1.              Monsieur Jacques Pépin est réintégré dans ses fonctions d'enseignant à la Commission scolaire de Saint-Hyacinthe avec une pleine tâche d'enseignement (contrat temps partiel) le ou vers le 1er avril 1998, sans indemnité ni compensation.

2.              Le retrait de la liste de rappel de monsieur Jacques Pépin est transformé en mesure disciplinaire au sens de l'article 5-6.00 et ...

3.              Monsieur Jacques Pépin est réinscrit sur la liste de rappel à toutes fins que de droit et les parties conviennent que son nom n'a jamais été retiré de ladite liste.

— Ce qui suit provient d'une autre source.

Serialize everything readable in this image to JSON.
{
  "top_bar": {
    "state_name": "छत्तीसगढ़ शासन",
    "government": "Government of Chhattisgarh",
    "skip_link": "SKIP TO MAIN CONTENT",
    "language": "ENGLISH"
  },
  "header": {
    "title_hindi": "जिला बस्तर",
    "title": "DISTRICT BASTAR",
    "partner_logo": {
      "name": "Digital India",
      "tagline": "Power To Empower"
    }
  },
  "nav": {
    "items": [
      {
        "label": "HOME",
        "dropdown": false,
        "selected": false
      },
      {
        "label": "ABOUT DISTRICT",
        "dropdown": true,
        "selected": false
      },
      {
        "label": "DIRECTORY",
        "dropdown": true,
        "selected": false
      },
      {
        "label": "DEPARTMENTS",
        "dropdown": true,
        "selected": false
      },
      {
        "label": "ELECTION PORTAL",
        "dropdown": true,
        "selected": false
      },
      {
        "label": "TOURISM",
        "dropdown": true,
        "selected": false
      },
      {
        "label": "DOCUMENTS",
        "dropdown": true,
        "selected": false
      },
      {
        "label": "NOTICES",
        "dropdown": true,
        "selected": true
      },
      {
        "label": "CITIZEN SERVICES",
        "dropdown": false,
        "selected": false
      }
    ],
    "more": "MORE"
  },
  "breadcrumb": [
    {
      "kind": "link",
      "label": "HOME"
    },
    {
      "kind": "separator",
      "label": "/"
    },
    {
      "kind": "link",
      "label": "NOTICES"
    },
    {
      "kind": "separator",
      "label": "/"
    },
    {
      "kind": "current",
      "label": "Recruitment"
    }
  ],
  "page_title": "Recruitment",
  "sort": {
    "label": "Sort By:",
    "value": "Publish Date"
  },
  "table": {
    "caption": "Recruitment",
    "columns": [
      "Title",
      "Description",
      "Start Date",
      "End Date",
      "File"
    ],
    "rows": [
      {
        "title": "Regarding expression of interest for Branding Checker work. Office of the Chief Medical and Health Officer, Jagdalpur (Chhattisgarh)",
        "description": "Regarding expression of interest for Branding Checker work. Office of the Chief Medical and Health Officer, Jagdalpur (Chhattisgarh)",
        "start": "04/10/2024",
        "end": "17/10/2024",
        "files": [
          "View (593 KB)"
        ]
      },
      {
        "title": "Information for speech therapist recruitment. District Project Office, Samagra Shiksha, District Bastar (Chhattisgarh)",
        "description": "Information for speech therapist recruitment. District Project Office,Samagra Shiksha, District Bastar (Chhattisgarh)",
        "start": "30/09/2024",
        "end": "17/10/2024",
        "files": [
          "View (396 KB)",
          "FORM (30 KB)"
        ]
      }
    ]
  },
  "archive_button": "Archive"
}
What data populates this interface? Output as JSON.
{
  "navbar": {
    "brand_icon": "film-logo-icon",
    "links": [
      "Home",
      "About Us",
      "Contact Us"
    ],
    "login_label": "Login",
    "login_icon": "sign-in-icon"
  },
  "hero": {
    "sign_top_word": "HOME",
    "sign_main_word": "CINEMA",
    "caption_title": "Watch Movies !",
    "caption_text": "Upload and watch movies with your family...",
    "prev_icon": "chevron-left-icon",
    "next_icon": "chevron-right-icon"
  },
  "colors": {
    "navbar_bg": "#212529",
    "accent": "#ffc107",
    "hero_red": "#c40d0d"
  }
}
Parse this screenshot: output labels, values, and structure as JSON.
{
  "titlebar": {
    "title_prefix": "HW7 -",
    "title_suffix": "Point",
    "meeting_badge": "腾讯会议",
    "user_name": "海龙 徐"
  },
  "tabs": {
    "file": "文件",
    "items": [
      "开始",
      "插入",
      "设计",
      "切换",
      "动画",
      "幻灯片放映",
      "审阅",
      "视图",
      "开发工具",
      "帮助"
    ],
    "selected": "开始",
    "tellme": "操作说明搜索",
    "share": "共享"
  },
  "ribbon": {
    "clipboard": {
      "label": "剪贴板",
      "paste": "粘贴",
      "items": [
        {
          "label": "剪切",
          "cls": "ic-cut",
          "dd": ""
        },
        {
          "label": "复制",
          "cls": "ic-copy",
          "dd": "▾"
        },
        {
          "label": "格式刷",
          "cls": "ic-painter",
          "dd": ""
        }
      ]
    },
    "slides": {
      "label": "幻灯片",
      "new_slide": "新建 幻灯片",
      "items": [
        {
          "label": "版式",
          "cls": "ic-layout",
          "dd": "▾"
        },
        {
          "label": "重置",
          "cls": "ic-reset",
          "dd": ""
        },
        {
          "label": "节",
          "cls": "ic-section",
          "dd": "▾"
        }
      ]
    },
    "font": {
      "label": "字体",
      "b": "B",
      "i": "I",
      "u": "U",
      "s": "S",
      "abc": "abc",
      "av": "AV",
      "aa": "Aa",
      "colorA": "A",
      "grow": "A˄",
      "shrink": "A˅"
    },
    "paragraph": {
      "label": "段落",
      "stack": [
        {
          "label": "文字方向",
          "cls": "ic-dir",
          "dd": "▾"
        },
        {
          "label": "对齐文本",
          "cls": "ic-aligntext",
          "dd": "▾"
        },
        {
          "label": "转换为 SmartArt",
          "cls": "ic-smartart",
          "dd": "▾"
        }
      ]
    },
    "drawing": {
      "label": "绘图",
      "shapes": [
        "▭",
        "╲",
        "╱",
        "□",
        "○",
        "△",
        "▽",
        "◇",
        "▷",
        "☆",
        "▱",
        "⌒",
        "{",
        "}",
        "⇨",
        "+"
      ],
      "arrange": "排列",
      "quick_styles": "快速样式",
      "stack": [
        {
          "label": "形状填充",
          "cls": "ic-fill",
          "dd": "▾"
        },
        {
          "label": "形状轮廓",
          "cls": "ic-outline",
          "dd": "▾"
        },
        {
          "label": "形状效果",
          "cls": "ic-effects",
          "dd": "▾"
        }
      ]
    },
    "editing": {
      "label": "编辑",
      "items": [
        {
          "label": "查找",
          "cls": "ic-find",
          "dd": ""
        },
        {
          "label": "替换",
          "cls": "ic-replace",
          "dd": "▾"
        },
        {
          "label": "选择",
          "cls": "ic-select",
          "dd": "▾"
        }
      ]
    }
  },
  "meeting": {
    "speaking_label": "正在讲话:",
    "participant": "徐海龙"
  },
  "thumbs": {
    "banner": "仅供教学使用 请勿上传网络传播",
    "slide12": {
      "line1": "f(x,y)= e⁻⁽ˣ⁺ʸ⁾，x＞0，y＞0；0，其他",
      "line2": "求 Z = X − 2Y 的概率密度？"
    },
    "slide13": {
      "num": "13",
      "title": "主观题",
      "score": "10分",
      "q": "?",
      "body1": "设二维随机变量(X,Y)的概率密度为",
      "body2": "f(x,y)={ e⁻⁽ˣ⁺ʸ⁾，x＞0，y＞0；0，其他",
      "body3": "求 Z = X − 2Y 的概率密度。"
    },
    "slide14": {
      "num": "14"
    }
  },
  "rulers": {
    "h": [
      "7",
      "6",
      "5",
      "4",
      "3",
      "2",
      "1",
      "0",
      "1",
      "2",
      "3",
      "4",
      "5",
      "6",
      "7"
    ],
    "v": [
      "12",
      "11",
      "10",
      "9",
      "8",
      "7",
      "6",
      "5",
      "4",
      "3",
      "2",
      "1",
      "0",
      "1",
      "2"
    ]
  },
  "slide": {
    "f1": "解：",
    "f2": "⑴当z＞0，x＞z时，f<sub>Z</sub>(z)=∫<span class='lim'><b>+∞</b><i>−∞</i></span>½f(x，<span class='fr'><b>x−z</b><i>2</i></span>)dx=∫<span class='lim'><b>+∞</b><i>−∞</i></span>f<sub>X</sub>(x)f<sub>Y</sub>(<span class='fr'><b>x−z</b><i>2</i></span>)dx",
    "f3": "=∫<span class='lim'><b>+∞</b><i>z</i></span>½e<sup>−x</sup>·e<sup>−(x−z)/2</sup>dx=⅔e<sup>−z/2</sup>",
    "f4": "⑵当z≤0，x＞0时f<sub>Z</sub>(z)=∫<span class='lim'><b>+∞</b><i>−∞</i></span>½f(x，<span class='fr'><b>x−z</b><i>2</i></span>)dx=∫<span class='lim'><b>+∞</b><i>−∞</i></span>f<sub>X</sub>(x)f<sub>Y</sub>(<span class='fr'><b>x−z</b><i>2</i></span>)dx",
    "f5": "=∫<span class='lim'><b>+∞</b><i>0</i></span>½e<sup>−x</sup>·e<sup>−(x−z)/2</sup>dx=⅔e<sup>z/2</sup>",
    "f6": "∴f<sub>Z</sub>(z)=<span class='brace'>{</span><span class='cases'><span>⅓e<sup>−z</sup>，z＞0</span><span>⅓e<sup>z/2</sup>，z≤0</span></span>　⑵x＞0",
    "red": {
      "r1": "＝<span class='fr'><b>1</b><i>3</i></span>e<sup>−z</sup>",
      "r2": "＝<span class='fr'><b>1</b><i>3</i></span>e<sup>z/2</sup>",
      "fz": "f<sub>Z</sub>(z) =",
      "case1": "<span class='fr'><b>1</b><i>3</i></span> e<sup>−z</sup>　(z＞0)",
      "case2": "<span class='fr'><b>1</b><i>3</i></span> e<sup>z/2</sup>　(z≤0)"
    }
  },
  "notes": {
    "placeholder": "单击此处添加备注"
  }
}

4.              En contrepartie de ce qui précède le syndicat de l'enseignement Richelieu-Yamaska abandonne toutes les procédures mentionnées en titre et tous les griefs ci-haut mentionnés en contrepartie d'une indemnité de vingt mille dollars (20 000,00 $) versée par la Commission scolaire au syndicat à titre de dommages-intérêts liquidés et compensés.

...

7.              La commission scolaire de Saint-Hyacinthe et le syndicat de l'enseignement Richelieu-Yamaska se donnent par les présentes quittance finale et irrévocable quant à toute poursuite relative aux faits entourant les griefs et recours mentionnés aux présentes.

...

[12]          L'avocate de l'intimée a demandé à monsieur Saint-Germain d'expliquer la nature de l'indemnité reçue. Il a répondu que normalement au niveau des tribunaux d'arbitrage pour un non-rengagement, ce qui est prévu c'est que la personne a droit au salaire perdu durant cette période plus l'intérêt qui est prévu au Code du travail. Ce qu'on réclamait à ce moment-là, c'était le remboursement du salaire perdu durant les deux ans où a duré le litige. Est-ce que 20 000 $ représentait ce que l'appelant aurait perdu durant dans ces deux années? Si on se réfère au moment du règlement hors cour, on est à un an et trois quarts de suspension de non-réengagement. Monsieur Pépin, à l'époque, gagnait autour de 40 000 $ par année, donc on est rendu à une somme d'environ 70 000 $ plus les intérêts prévus qui tournent probablement autour de 10 p. 100 à l'époque.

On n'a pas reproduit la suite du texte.